On-line privacy: self-regulate or be regulated later - Industry Trend or Event

Communications News, June, 1999 by Harold III McGraw

Listen to any discussion of the economic potential of the Internet, and the numbers start flying. Billions. Trillions. It's enough to make any CEO's head spin. But dizzying as the numbers may be, the fact is that they all point in the same direction: electronic commerce, which totaled about $8 billion in 1998, will reach--by some very sound estimates--more than $327 billion in the U.S. by 2002 and four times that amount globally.

Change is coming and, without doubt, it's mostly on the upside. But any growth path that swift and steep is destined to transform the economic landscape, including the regulatory front. One dramatic transformation is the pressure building on the private sector to step up its self-regulatory efforts on the issue of on-line privacy. That pressure is building in Europe, in the United States, and throughout the global economy.

U.S. companies, my own and others, have enjoyed a significant competitive advantage in e-commerce business over the rest of the world, thanks in large part to an accommodating regulatory approach on the part of the U.S. government. This is particularly true when it comes to issues concerning on-line privacy, where U.S. organizations have been allowed to self-regulate privacy practices--an approach that is business- and innovation-friendly and that has given all of us an important edge.

This self-regulatory edge, however, could soon be in jeopardy--along with those stratospheric forecasts of e-commerce growth--unless those of us in the private sector manage to convince more of our corporate peers to adopt privacy policies.

This is true for any business that collects personal data on a Web site for any reason. It doesn't matter if it's for customer-service purposes, for registration, to conduct a sweepstakes, or to sell cars, books, computers, or groceries. If a company asks on-line customers for birthdates, credit card information--even the number of pets in a household--it needs to post and implement an effective privacy policy. And there are several reasons why companies need to do it now.

First, customers care deeply about personal privacy. A recent survey found that 60% of U.S. respondents listed privacy issues as the major reason they were uncomfortable doing business on line. Indeed, two out of three said they would leave a Web site if they were asked to provide personal information. Until consumers feel their privacy is secure, they are simply not going to do business on line, which puts a question mark alongside all of the enormous economic potential of the Internet.

Second, governments are manifesting growing concerns about on-line privacy. A report released by the U.S. Federal Trade Commission this past summer found that less than 14% of the 1,400 Web sites surveyed provided any kind of notice with respect to private information. When asked to grade industry's privacy protections so far, FTC Chairman Robert Pitofsky gave it an "incomplete," saying: "The final grade will not be in until we know that a large number of firms are in this tent with some excellent principles ..."

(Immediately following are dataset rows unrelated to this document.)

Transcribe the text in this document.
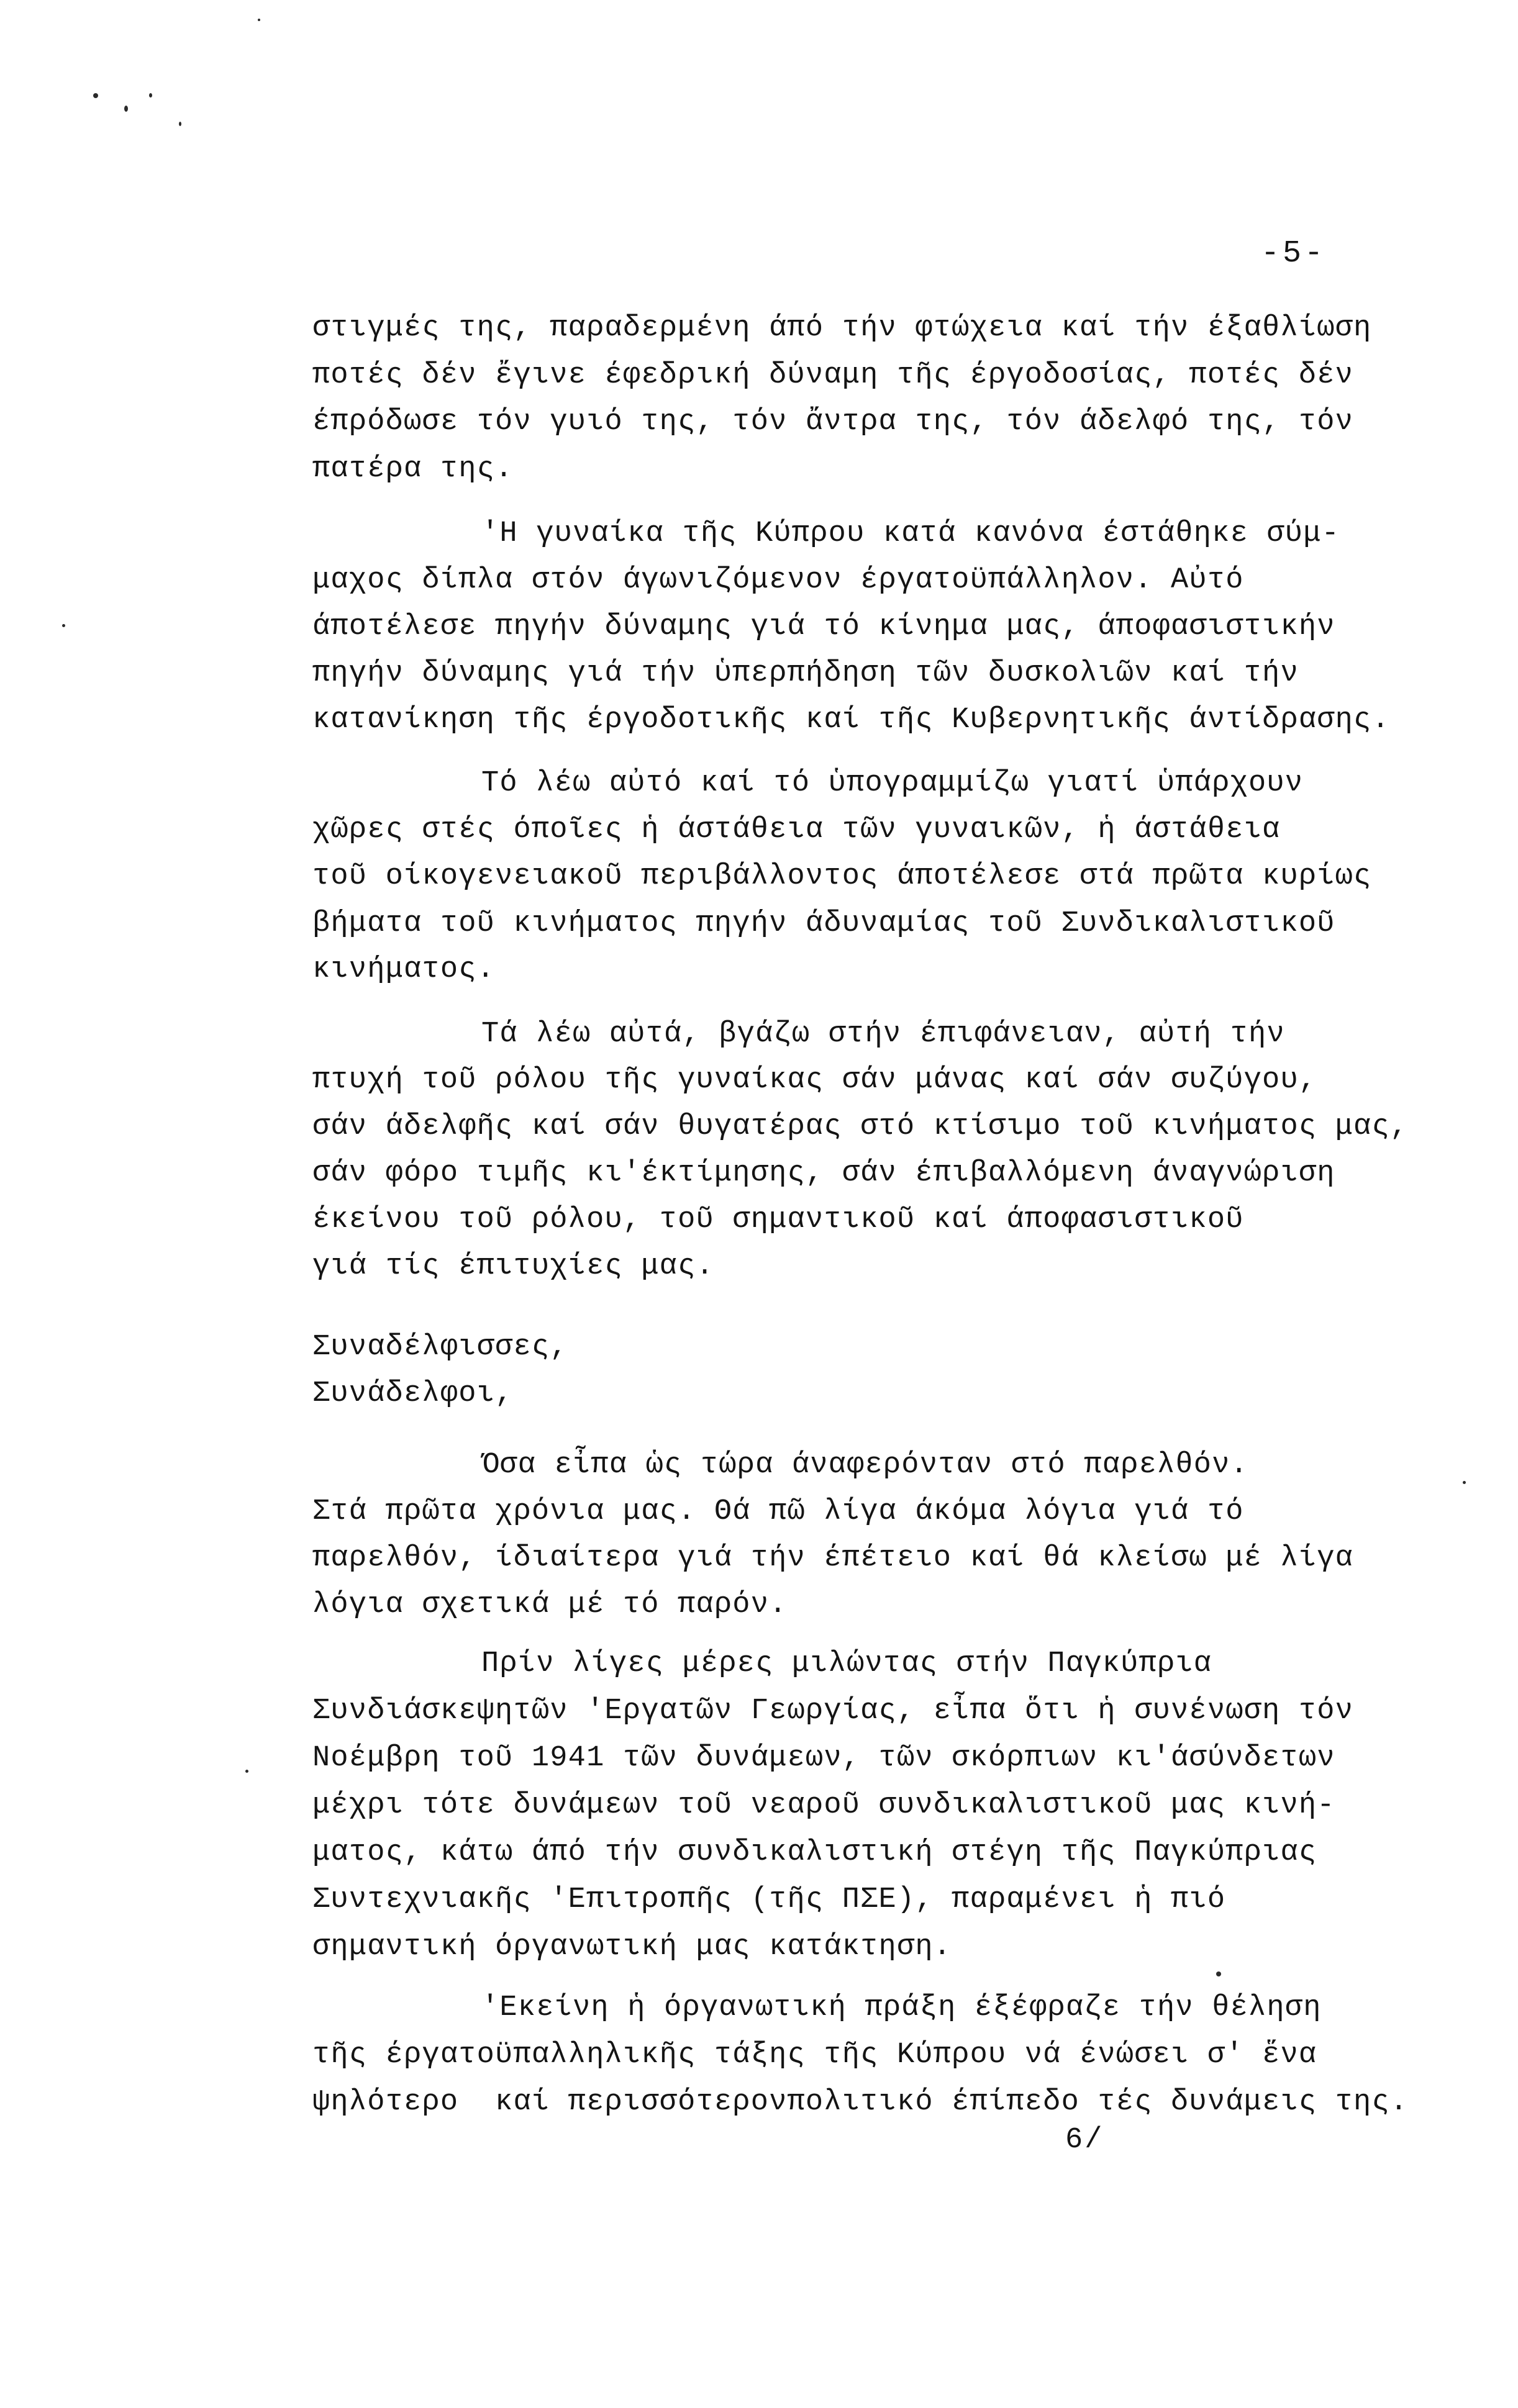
-5-
στιγμές της, παραδερμένη άπό τήν φτώχεια καί τήν έξαθλίωση
ποτές δέν ἔγινε έφεδρική δύναμη τῆς έργοδοσίας, ποτές δέν
έπρόδωσε τόν γυιό της, τόν ἄντρα της, τόν άδελφό της, τόν
πατέρα της.
'Η γυναίκα τῆς Κύπρου κατά κανόνα έστάθηκε σύμ-
μαχος δίπλα στόν άγωνιζόμενον έργατοϋπάλληλον. Αὐτό
άποτέλεσε πηγήν δύναμης γιά τό κίνημα μας, άποφασιστικήν
πηγήν δύναμης γιά τήν ὑπερπήδηση τῶν δυσκολιῶν καί τήν
κατανίκηση τῆς έργοδοτικῆς καί τῆς Κυβερνητικῆς άντίδρασης.
Τό λέω αὐτό καί τό ὑπογραμμίζω γιατί ὑπάρχουν
χῶρες στές όποῖες ἡ άστάθεια τῶν γυναικῶν, ἡ άστάθεια
τοῦ οίκογενειακοῦ περιβάλλοντος άποτέλεσε στά πρῶτα κυρίως
βήματα τοῦ κινήματος πηγήν άδυναμίας τοῦ Συνδικαλιστικοῦ
κινήματος.
Τά λέω αὐτά, βγάζω στήν έπιφάνειαν, αὐτή τήν
πτυχή τοῦ ρόλου τῆς γυναίκας σάν μάνας καί σάν συζύγου,
σάν άδελφῆς καί σάν θυγατέρας στό κτίσιμο τοῦ κινήματος μας,
σάν φόρο τιμῆς κι'έκτίμησης, σάν έπιβαλλόμενη άναγνώριση
έκείνου τοῦ ρόλου, τοῦ σημαντικοῦ καί άποφασιστικοῦ
γιά τίς έπιτυχίες μας.
Συναδέλφισσες,
Συνάδελφοι,
Όσα εἶπα ὡς τώρα άναφερόνταν στό παρελθόν.
Στά πρῶτα χρόνια μας. Θά πῶ λίγα άκόμα λόγια γιά τό
παρελθόν, ίδιαίτερα γιά τήν έπέτειο καί θά κλείσω μέ λίγα
λόγια σχετικά μέ τό παρόν.
Πρίν λίγες μέρες μιλώντας στήν Παγκύπρια
Συνδιάσκεψητῶν 'Εργατῶν Γεωργίας, εἶπα ὅτι ἡ συνένωση τόν
Νοέμβρη τοῦ 1941 τῶν δυνάμεων, τῶν σκόρπιων κι'άσύνδετων
μέχρι τότε δυνάμεων τοῦ νεαροῦ συνδικαλιστικοῦ μας κινή-
ματος, κάτω άπό τήν συνδικαλιστική στέγη τῆς Παγκύπριας
Συντεχνιακῆς 'Επιτροπῆς (τῆς ΠΣΕ), παραμένει ἡ πιό
σημαντική όργανωτική μας κατάκτηση.
'Εκείνη ἡ όργανωτική πράξη έξέφραζε τήν θέληση
τῆς έργατοϋπαλληλικῆς τάξης τῆς Κύπρου νά ένώσει σ' ἕνα
ψηλότερο  καί περισσότερονπολιτικό έπίπεδο τές δυνάμεις της.
6/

President Clinton has also released the first annual report of the Electronic Commerce Working Group, which points out that, while the U.S. has come a long way, more companies need to get involved and adopt privacy policies. The FTC seems to be signaling that it's willing to continue supporting self-regulation--for now. But industry must significantly step up its self-regulating efforts.

On-line privacy has also become an issue in the halls of the U.S. Congress. Before adjourning in 1998, Congress passed a children's on-line privacy bill; 80 other privacy bills were pending, and many have already reappeared this year. You can bet that more comprehensive legislation will come unless industry proves itself responsible.

Pressure to act on on-line privacy isn't limited to the U.S. government. Last October, the European Union (EU) implemented a strict new privacy directive, making it critical for U.S. negotiators to prove that our self-regulatory approach provides "adequate" privacy protection for EU citizens--both customers and employees--when data is being transferred to American companies. The Europeans seem willing to give us some time to make our case, but the clock is ticking. The electronic marketplace may be global, but different policies in different countries can effectively constitute an Electronic Curtain constraining e-commerce.

The bottom line is that private-sector companies need to put policies in place that explain to people exactly what information they are collecting on line, how they are planning to use it and give them an opportunity to review it, and opt out if they wish. Our company's experience has shown that once people understand what you are doing--or not doing--with their personal information, their comfort factor rises. Many other companies have found the same to be true. In fact, the average consumer opt-out rate when given a choice is less than 5%.

In a world where competitors are only one click of a cursor away, a sound privacy policy is not only beneficial to customers--it's good for business. If companies fail to grasp this, we risk not only alienating our customers but also inviting cumbersome new regulations and seriously curtailing the exchange of electronic information between overseas markets. If we do, however, take steps to develop and implement strong privacy policies, we give our customers, U.S. negotiators, Congress, and the global market real reason to believe we can be trusted. And we will unlock the trillion-dollar potential of e-commerce.